L’avocat de John Wayne ricane : son client ne sera pas inquiété. « Ces ombres doivent être surveillées de près, croyez-moi ! » Il range le dossier d’Ulrich Hyndir dans sa mallette et s’apprête à partir.

Tous les yeux sont désormais rivés sur un angle situé à l’arrière du box des accusés. L’ombre ne parvient pas à concentrer son attention sur le témoignage ou l’aveu qu’on lui demande de produire.

« Il faudrait amener Lucie », se dit-il machinalement en pressant sous ses doigts la liasse des feuillets qui font un livre composite.

Personne ne fera venir l’entité féminine. On n’a pas conscience de son existence ici, pas même de sa possibilité. Qui irait s’inquiéter des amours de son ombre – et plus encore d’une ombre qui n’est pas la sienne propre ? quand les débats battent leur plein dans l’enceinte du tribunal (des gens dans le public lèvent les bras et les agitent pour signifier leur désaccord). « Que fait ici cette ombre ? Et de quoi veut-on nous distraire à la fin ? »

Ulrich Hyndir, vexé de voir que l’attention de tous a été détournée des faits qui le concernent, se retourne : l’ombre est tassée, enroulée sur elle-même, dans l’attente que le débat s’apaise.
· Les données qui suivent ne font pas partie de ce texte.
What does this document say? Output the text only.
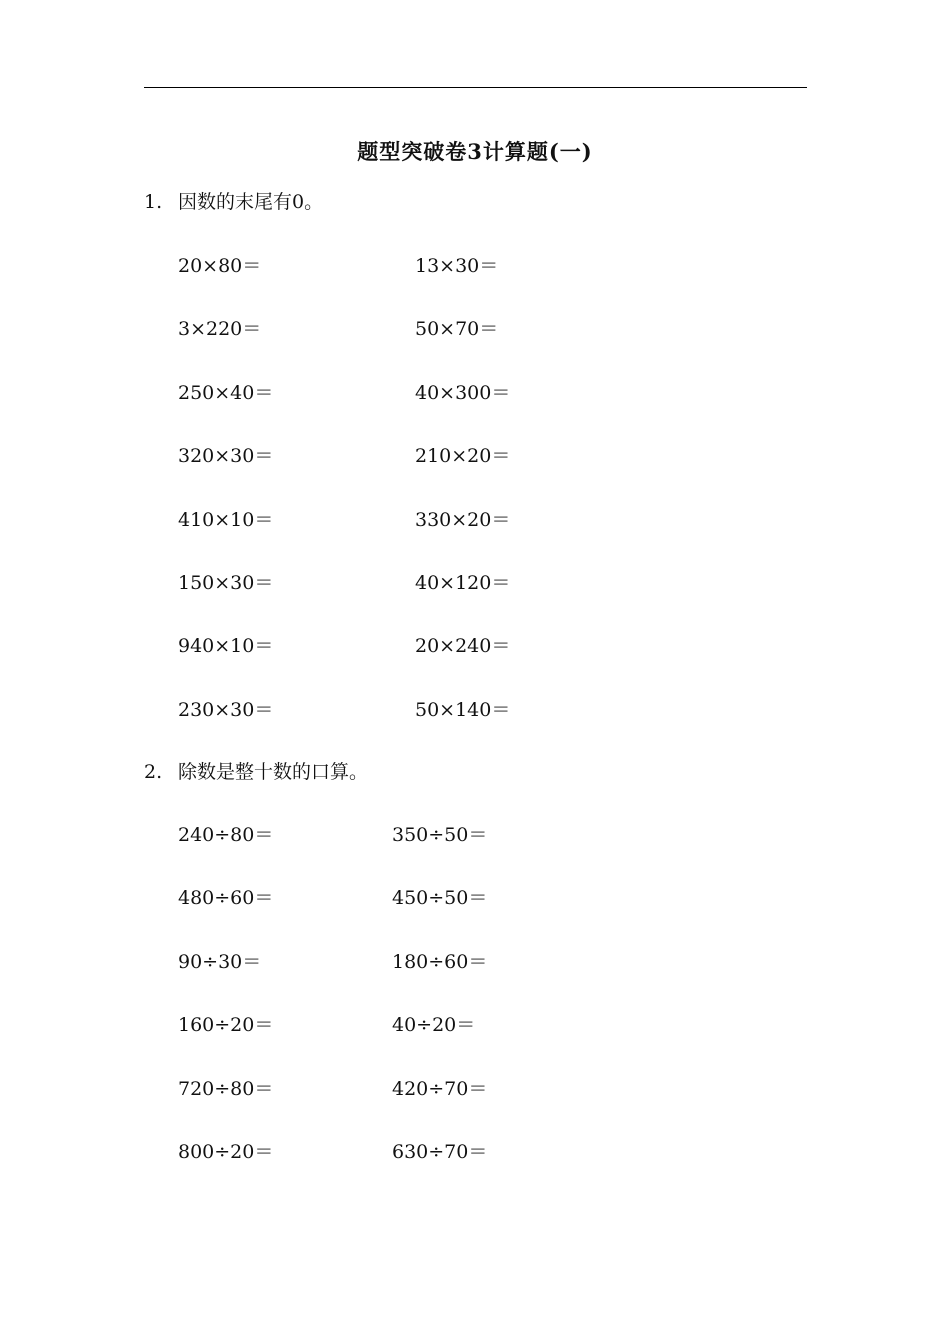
题型突破卷3计算题(一)
1. 因数的末尾有0。
20×80＝	13×30＝
3×220＝	50×70＝
250×40＝	40×300＝
320×30＝	210×20＝
410×10＝	330×20＝
150×30＝	40×120＝
940×10＝	20×240＝
230×30＝	50×140＝
2. 除数是整十数的口算。
240÷80＝	350÷50＝
480÷60＝	450÷50＝
90÷30＝	180÷60＝
160÷20＝	40÷20＝
720÷80＝	420÷70＝
800÷20＝	630÷70＝
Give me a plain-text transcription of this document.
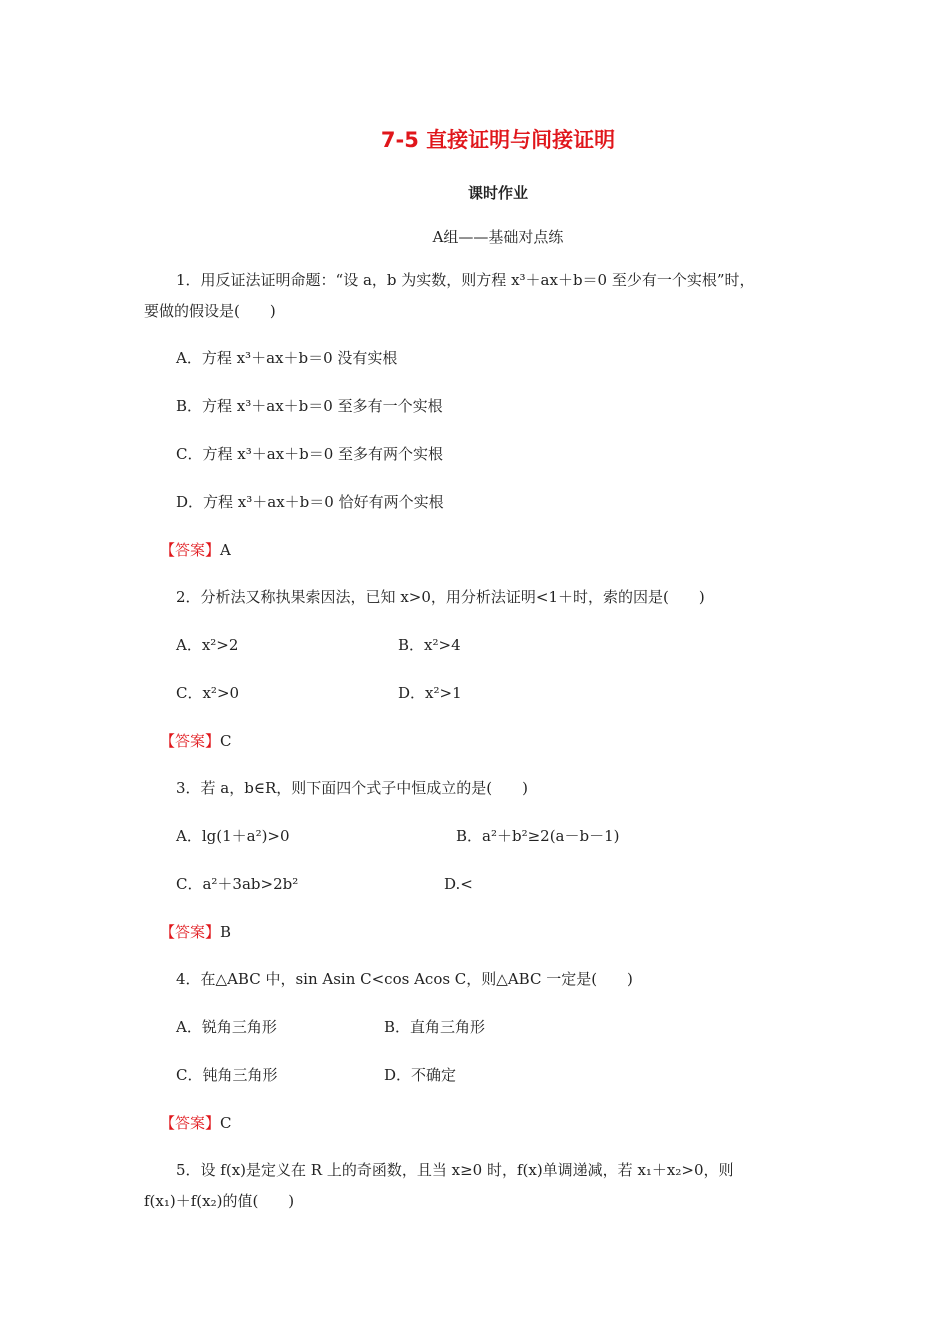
7-5 直接证明与间接证明
课时作业
A组——基础对点练
1．用反证法证明命题：“设 a，b 为实数，则方程 x³＋ax＋b＝0 至少有一个实根”时，
要做的假设是(　　)
A．方程 x³＋ax＋b＝0 没有实根
B．方程 x³＋ax＋b＝0 至多有一个实根
C．方程 x³＋ax＋b＝0 至多有两个实根
D．方程 x³＋ax＋b＝0 恰好有两个实根
【答案】A
2．分析法又称执果索因法，已知 x>0，用分析法证明<1＋时，索的因是(　　)
A．x²>2	B．x²>4
C．x²>0	D．x²>1
【答案】C
3．若 a，b∈R，则下面四个式子中恒成立的是(　　)
A．lg(1＋a²)>0	B．a²＋b²≥2(a－b－1)
C．a²＋3ab>2b²	D.<
【答案】B
4．在△ABC 中，sin Asin C<cos Acos C，则△ABC 一定是(　　)
A．锐角三角形	B．直角三角形
C．钝角三角形	D．不确定
【答案】C
5．设 f(x)是定义在 R 上的奇函数，且当 x≥0 时，f(x)单调递减，若 x₁＋x₂>0，则
f(x₁)＋f(x₂)的值(　　)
L’idéologue n’éprouve que mépris pour cette nappe d’opacité qui ne lui correspond pas et que tout accuse désormais.

Mais non : on ne pourrait accuser personne. Cette sentence était tombée à plusieurs reprises au cours du procès. La plus fameuse a été son irruption au beau milieu d’une plaidoierie de l’avocat de la défense qui mettait en cause un argument avancé par l’accusation, pour qui un accusé s’il dispose d’un alibi pour un délit donné devrait automatiquement être impliqué dans une série de délits adjacents dont les éléments seront portés à la connaissance du tribunal.

« Convoquez donc l’humanité ! », ricanait l’avocat quand une grosse voix surgie de nulle part s’est fait entendre. C’était souvent ainsi, au jugement. Le greffier inscrivait les paroles surgies de nulle part sur son gros registre noir et le procès reprenait son cours.

L’ombre atterrée n’a rien voulu ajouter. Déjà l’absence de Lucie lui pesait. Or, il ne la connaissait pas encore à ce moment.

Arrivé à des confins des espaces subréels, les galeries de verre scintillaient inutilement autour de l’ombre de John Wayne qui ne comprenait pas du tout ce luxe, cette distinction.

« Ici, se disait-il, on approche du néant. On ne devrait pas donner dans le clinquant. » Mais il n’avait pas voix au chapitre.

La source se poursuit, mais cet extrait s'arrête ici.